Simple Summary The telomeric protein TRF2 (Telomeric repeat-binding factor 2) is upregulated in human cancers and associated with poor prognosis. TRF2 oncogenic properties rely on its intrinsic telomere protective role, but also on cell extrinsic effects through immunosuppressive and angiogenic activities. Therefore, targeting TRF2 appears as a promising therapeutic anti-cancer strategy. In this study, we developed a cell-based method to screen for TRF2 inhibitors allowing us to identify two compounds that blunt the TRF2 pro-oncogenic properties in vivo. Telomeric repeat-binding factor 2 (TRF2) is a subunit of the shelterin protein complex, which binds to and protects telomeres from unwanted DNA damage response (DDR) activation. TRF2 expression plays a pivotal role in aging and cancer, being downregulated during cellular senescence and overexpressed during oncogenesis. Cancers overexpressing TRF2 often exhibit a poor prognosis. In cancer cells, TRF2 plays multiple functions, including telomere protection and non-cell autonomous roles, promoting neo-angiogenesis and immunosuppression. We present here an original screening strategy, which enables identification of small molecules that decrease or increase TRF2 expression.
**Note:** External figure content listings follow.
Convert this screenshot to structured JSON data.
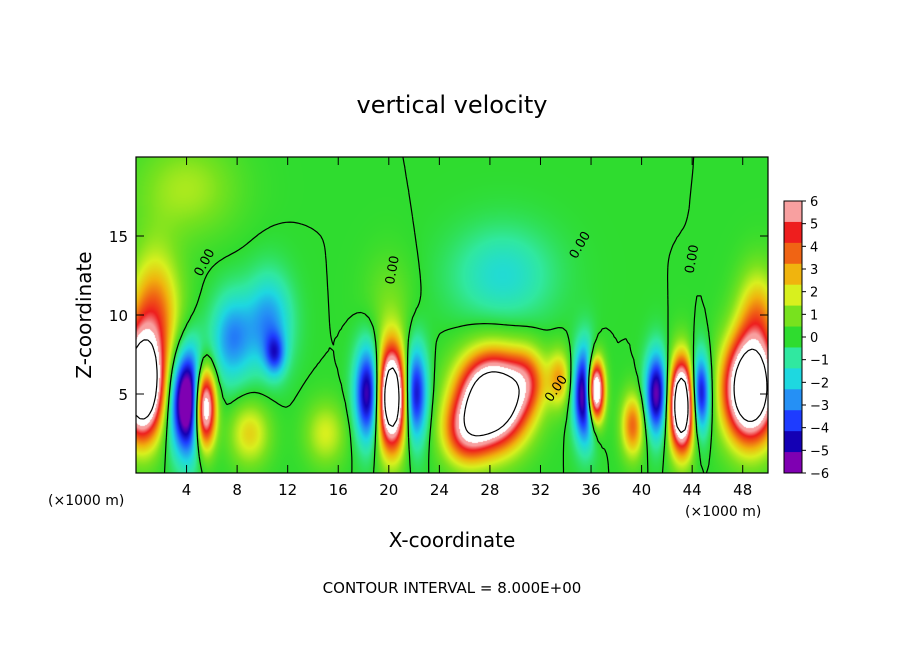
{
  "chart_data": {
    "type": "heatmap",
    "title": "vertical velocity",
    "xlabel": "X-coordinate",
    "ylabel": "Z-coordinate",
    "x_unit": "(×1000 m)",
    "x_unit_right": "(×1000 m)",
    "xlim": [
      0,
      50
    ],
    "ylim": [
      0,
      20
    ],
    "x_ticks": [
      4,
      8,
      12,
      16,
      20,
      24,
      28,
      32,
      36,
      40,
      44,
      48
    ],
    "y_ticks": [
      5,
      10,
      15
    ],
    "colorbar": {
      "ticks": [
        6,
        5,
        4,
        3,
        2,
        1,
        0,
        -1,
        -2,
        -3,
        -4,
        -5,
        -6
      ],
      "tick_labels": [
        "6",
        "5",
        "4",
        "3",
        "2",
        "1",
        "0",
        "−1",
        "−2",
        "−3",
        "−4",
        "−5",
        "−6"
      ],
      "range": [
        -6,
        6
      ]
    },
    "contour_labels": [
      "0.00",
      "0.00",
      "0.00",
      "0.00",
      "0.00"
    ],
    "footer": "CONTOUR INTERVAL = 8.000E+00",
    "features": [
      {
        "x": 0.5,
        "z": 5.5,
        "w": 12,
        "sx": 1.6,
        "sz": 3.2
      },
      {
        "x": 1.5,
        "z": 10,
        "w": 4,
        "sx": 2.0,
        "sz": 4
      },
      {
        "x": 4.3,
        "z": 4.5,
        "w": -9,
        "sx": 1.5,
        "sz": 3.2
      },
      {
        "x": 5.4,
        "z": 4.2,
        "w": 12,
        "sx": 0.9,
        "sz": 2.6
      },
      {
        "x": 7.6,
        "z": 8.5,
        "w": -3,
        "sx": 1.6,
        "sz": 2.8
      },
      {
        "x": 10.5,
        "z": 9.5,
        "w": -3,
        "sx": 1.8,
        "sz": 3
      },
      {
        "x": 11,
        "z": 7.5,
        "w": -3,
        "sx": 0.8,
        "sz": 1.3
      },
      {
        "x": 9,
        "z": 2.5,
        "w": 2.5,
        "sx": 1.6,
        "sz": 2
      },
      {
        "x": 15,
        "z": 2.5,
        "w": 2,
        "sx": 1.6,
        "sz": 2
      },
      {
        "x": 18.5,
        "z": 5,
        "w": -7,
        "sx": 1.1,
        "sz": 3
      },
      {
        "x": 20.2,
        "z": 4.8,
        "w": 12,
        "sx": 1.3,
        "sz": 3.2
      },
      {
        "x": 22,
        "z": 5,
        "w": -6,
        "sx": 1.0,
        "sz": 3
      },
      {
        "x": 28.2,
        "z": 4.6,
        "w": 12,
        "sx": 2.6,
        "sz": 2.8
      },
      {
        "x": 26,
        "z": 2.5,
        "w": 4,
        "sx": 1.8,
        "sz": 2
      },
      {
        "x": 31,
        "z": 6,
        "w": 3,
        "sx": 1.5,
        "sz": 2
      },
      {
        "x": 33.5,
        "z": 6,
        "w": 3,
        "sx": 0.9,
        "sz": 1.8
      },
      {
        "x": 35.6,
        "z": 5,
        "w": -8,
        "sx": 0.9,
        "sz": 2.8
      },
      {
        "x": 36.3,
        "z": 5.2,
        "w": 12,
        "sx": 0.7,
        "sz": 2
      },
      {
        "x": 39.3,
        "z": 3,
        "w": 4,
        "sx": 0.9,
        "sz": 2
      },
      {
        "x": 41.2,
        "z": 5,
        "w": -6,
        "sx": 0.9,
        "sz": 2.6
      },
      {
        "x": 43.2,
        "z": 4.3,
        "w": 12,
        "sx": 1.0,
        "sz": 2.8
      },
      {
        "x": 44.6,
        "z": 5,
        "w": -6,
        "sx": 0.8,
        "sz": 2.5
      },
      {
        "x": 48.6,
        "z": 5.3,
        "w": 12,
        "sx": 2.0,
        "sz": 3.2
      },
      {
        "x": 49.2,
        "z": 10,
        "w": 3,
        "sx": 1.6,
        "sz": 3
      },
      {
        "x": 29,
        "z": 12.5,
        "w": -1.8,
        "sx": 4,
        "sz": 3
      },
      {
        "x": 20,
        "z": 11,
        "w": 0.8,
        "sx": 2,
        "sz": 3
      },
      {
        "x": 4,
        "z": 18,
        "w": 1.5,
        "sx": 4,
        "sz": 3
      }
    ]
  }
}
By screening a small library of Food and Drug Agency (FDA)-approved drugs, we identified two molecules (AR-A014418 and alexidine center dot 2HCl) that impaired tumor growth, neo-angiogenesis and immunosuppression by downregulating TRF2 expression in a mouse xenograft model. These results support the chemotherapeutic strategy of downregulating TRF2 expression to treat aggressive human tumors and validate this cell-based assay capable of screening for potential anti-cancer and anti-aging molecules by modulating TRF2 expression levels.